Communiqué – SEFAFI –
Depuis le 11 avril (2016)dernier, les greffiers ont mis en exécution leur mot d’ordre de grève. Le service public est donc immobilisé pour une durée indéterminée et sans assurer de service minimum. Ce blocage n’est pas une situation inédite et comme à l’accoutumée, les justiciables la subissent et prennent leur mal en patience, sans être réellement informés des revendications non satisfaites à l’origine de cette grève. Le nouveau Garde des Sceaux a hérité de ce conflit, avec celui des agents pénitenciers, et semble s’y empêtrer car jusqu’à ce jour aucun terrain d’entente n’a été trouvé.
Mais le ministre a également hérité d’un autre dossier autrement plus ancien : la corruption dans la Justice à Madagascar.
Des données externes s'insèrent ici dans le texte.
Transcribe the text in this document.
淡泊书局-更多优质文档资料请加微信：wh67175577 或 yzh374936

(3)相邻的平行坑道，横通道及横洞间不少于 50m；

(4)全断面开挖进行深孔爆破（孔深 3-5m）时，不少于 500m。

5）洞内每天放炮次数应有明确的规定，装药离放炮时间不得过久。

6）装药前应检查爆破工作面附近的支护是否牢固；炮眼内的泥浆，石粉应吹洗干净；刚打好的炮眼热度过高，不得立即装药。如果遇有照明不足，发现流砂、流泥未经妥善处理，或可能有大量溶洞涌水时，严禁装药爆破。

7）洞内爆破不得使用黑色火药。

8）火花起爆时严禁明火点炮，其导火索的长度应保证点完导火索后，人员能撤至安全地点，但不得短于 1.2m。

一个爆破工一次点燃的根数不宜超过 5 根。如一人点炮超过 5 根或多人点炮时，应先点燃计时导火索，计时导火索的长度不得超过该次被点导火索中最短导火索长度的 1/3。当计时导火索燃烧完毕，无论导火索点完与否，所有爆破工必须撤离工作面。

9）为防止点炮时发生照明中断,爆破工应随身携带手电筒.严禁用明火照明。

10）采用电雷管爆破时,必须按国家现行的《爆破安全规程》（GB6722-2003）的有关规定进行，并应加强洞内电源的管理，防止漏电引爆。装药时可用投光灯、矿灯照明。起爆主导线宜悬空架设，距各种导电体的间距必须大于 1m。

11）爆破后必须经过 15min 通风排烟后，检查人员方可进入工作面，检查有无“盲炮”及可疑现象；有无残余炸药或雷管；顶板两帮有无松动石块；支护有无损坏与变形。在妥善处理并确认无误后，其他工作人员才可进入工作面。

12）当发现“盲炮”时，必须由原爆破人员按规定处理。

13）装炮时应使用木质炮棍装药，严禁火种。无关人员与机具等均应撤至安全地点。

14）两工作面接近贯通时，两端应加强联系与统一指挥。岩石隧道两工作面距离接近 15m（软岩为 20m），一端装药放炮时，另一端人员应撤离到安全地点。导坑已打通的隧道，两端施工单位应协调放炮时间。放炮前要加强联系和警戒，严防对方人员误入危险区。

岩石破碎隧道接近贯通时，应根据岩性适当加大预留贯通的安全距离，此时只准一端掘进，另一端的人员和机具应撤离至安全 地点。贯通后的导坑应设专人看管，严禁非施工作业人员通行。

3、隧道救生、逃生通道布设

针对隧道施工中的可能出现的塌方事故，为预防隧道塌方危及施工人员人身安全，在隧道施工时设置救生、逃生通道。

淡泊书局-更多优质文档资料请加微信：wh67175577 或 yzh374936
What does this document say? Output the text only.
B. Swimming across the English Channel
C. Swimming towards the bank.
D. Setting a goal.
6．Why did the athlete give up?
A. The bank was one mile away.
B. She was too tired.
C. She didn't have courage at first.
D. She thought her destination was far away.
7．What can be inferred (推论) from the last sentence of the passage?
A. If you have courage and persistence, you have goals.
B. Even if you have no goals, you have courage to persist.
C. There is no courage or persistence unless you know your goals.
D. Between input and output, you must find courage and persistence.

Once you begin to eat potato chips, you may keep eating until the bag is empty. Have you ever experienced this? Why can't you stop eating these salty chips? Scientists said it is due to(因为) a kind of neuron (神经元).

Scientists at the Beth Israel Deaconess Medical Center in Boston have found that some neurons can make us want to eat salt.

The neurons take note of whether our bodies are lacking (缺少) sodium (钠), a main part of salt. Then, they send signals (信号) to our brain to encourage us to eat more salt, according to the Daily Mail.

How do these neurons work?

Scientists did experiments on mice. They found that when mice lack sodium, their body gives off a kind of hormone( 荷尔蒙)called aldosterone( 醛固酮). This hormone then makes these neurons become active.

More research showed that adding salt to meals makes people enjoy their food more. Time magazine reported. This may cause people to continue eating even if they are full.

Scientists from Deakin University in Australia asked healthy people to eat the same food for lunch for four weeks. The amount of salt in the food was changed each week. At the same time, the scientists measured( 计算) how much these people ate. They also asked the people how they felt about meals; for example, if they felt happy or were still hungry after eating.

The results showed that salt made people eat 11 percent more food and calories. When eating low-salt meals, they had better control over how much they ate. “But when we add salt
La révélation du conflit ouvert entre le ministère de la Justice et ses agents est loin d’occulter ce que les justiciables ressentent de plus en plus comme le mal qui gangrène le monde de la Justice et plus largement toute la société à Madagascar.
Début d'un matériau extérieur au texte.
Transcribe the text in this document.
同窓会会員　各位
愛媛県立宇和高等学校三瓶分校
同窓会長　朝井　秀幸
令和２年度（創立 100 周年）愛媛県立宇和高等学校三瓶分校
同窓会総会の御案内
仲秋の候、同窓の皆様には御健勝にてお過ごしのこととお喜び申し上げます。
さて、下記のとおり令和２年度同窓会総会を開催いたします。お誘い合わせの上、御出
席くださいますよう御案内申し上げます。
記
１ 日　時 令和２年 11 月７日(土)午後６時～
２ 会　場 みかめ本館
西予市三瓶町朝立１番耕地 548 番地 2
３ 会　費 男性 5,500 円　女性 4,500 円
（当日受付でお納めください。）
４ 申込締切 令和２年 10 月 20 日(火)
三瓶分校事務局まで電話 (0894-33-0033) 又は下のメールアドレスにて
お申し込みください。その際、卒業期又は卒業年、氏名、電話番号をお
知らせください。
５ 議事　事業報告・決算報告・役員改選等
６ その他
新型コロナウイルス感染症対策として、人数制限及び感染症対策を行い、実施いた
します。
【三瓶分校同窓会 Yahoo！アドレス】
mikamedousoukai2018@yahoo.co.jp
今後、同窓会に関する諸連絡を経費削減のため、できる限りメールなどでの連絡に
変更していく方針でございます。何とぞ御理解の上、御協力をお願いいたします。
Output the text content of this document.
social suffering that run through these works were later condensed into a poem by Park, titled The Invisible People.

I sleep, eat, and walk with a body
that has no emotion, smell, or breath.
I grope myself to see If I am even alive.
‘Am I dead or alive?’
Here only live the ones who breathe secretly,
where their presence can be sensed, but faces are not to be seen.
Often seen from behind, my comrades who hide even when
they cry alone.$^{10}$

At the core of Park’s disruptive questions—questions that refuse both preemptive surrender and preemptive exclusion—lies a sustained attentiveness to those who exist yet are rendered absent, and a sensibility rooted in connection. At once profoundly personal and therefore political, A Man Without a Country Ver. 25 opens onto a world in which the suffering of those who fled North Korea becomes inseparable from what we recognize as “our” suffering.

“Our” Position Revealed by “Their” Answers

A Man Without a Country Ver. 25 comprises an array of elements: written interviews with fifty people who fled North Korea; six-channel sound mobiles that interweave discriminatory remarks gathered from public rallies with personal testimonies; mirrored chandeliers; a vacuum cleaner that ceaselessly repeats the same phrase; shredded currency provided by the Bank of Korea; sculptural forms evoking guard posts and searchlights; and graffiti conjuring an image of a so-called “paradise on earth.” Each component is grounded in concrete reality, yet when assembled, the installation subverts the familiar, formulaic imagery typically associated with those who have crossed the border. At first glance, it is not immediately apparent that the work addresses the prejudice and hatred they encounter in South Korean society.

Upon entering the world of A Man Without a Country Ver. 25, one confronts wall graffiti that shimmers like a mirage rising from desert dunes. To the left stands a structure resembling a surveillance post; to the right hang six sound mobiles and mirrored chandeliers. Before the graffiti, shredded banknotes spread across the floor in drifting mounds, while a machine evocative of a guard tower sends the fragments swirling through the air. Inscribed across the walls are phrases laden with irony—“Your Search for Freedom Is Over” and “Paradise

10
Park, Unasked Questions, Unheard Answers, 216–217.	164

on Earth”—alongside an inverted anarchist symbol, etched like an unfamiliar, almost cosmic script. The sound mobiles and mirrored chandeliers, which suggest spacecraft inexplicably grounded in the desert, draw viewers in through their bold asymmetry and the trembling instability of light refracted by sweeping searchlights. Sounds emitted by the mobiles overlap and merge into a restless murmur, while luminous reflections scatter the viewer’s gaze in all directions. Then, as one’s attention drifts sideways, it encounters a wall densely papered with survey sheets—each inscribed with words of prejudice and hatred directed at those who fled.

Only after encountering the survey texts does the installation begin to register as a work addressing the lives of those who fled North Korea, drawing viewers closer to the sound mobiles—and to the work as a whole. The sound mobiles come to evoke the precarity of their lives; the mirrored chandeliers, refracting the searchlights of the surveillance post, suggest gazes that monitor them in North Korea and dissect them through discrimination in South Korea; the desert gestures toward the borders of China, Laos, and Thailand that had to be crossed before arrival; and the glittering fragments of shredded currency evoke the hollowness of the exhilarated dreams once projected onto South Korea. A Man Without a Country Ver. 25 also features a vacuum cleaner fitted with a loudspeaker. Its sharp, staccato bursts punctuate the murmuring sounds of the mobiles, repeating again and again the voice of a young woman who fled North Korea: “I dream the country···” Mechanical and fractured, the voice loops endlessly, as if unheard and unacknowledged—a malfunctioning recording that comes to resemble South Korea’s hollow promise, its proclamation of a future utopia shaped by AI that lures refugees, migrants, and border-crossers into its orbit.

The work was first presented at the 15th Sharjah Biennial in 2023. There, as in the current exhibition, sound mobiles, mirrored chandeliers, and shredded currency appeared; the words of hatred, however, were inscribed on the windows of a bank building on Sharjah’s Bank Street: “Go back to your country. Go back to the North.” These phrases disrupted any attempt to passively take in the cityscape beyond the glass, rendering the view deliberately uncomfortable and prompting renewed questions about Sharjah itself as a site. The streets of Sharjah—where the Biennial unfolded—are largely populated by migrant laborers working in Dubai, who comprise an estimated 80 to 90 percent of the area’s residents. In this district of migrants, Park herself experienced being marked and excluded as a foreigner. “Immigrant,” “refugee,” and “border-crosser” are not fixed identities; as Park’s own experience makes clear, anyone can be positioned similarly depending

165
Une législation inefficace
Pourtant depuis plus d’une décennie maintenant la lutte contre la corruption fait partie du credo des dirigeants successifs. Madagascar a ainsi signé et ratifié différents traités Internationaux, telles la Convention des Nations Unies contre la corruption [1] et la Convention de l’Union Africaine sur la Prévention et la lutte contre la corruption [2]. Le 9 septembre 2004, l’adoption de la loi n° 2004-030 sur la lutte contre la corruption et de ses décrets d’application est apparue comme une étape importante avec la mise en place de différents organes et entités destinés à mener la bataille. Et dans la Constitution de 2010, pour la première fois dans l’histoire de Madagascar, l’obligation de déposer une déclaration de patrimoine préalablement à la prise de fonctions, est imposée au Président, aux membres du Gouvernement, de l’Assemblée Nationale et du Sénat [3] ainsi que de ceux de la HCC. Parallèlement, les séminaires et colloques en tout genre pour élaborer des stratégies de lutte contre la corruption ne se comptent plus !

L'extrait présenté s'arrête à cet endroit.